Table 17 Mantel–Haenszel bounds sensitivity analysis for NPV (N = 76,580).

In conclusion, our findings imply that policies and programs aimed at addressing VAW need to recognize the importance of providing key household resources to protect vulnerable women. While WASH facilities are usually provided as part of anti-poverty programs, these resources can have the added benefit of bringing down violence faced by the women in the target households, thereby potentially causing another type of welfare enhancement by improving the well-being of the beneficiaries.

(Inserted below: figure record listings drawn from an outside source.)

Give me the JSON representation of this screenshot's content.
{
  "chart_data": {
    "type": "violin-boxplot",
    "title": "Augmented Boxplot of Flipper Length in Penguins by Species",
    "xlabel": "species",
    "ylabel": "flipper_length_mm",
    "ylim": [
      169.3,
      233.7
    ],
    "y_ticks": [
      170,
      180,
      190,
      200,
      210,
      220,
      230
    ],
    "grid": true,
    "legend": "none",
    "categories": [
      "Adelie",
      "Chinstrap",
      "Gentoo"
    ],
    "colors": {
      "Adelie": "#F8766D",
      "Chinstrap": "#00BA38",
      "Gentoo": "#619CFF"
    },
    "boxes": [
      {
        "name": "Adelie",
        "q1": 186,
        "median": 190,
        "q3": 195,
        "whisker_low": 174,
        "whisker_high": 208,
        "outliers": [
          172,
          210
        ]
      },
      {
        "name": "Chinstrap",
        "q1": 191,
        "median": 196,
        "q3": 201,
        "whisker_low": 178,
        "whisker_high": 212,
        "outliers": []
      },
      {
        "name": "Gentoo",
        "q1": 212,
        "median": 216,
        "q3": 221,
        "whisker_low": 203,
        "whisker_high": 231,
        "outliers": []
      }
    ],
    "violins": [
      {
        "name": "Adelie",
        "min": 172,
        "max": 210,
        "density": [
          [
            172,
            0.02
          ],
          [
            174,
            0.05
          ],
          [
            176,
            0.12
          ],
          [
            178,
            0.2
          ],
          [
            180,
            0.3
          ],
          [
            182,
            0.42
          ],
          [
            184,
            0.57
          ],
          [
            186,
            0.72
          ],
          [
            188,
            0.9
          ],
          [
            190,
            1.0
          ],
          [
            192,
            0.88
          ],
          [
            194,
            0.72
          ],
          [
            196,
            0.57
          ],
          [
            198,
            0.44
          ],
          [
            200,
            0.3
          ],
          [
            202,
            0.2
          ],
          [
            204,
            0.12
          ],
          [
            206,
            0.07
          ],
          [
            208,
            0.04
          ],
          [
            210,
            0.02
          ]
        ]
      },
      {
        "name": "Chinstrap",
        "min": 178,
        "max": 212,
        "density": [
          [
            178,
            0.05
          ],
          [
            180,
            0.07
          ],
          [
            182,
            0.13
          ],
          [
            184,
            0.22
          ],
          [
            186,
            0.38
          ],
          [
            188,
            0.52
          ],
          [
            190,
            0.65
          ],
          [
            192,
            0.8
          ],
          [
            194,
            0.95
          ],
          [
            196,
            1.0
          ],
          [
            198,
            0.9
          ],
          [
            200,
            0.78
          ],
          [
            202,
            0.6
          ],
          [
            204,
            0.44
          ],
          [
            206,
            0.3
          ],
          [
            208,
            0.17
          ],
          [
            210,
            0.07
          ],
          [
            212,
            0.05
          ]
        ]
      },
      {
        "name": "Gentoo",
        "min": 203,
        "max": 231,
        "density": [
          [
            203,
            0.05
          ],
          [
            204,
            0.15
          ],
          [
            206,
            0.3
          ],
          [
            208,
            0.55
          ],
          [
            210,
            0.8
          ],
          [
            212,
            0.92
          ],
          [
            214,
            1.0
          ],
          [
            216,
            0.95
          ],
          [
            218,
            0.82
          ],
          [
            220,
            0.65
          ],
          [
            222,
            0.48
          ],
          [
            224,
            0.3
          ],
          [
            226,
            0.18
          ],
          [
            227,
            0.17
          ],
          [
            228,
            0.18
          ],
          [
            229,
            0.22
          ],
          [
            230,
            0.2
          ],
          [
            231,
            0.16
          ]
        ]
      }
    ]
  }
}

Thus, the findings from our analysis seem to suggest that the Indian government’s recent schemes of building more toilets (Swachh Bharat or Clean India Mission) may produce the additional benefit of reduced violence experienced by vulnerable women. The Indian government has also embarked on a scheme of providing piped water at every rural home within 2024. Our results indicate that such interventions to bring water access to rural households will also contribute to the reduction of violence faced by rural women. Thus, we advocate moving beyond a silo approach in public service delivery and developing citizen centric programmes (instead of isolated interventions), by analysing additional factors such as attitudinal change, cost of provision and feasibility of schemes. There is a clear need for designing more multi-sectoral programming and cross-ministerial coordination. One increasingly popular mechanism for developing cross-sectoral linkages is a ‘one-stop-shop’ or ‘single-window- service’ model, where target beneficiaries of one government service or program receive information, assistance with applications, assessments for and/or direct referrals to other government services or programs48. Broadly speaking, there is a need for development policies to be gender sensitive rather than gender blind49.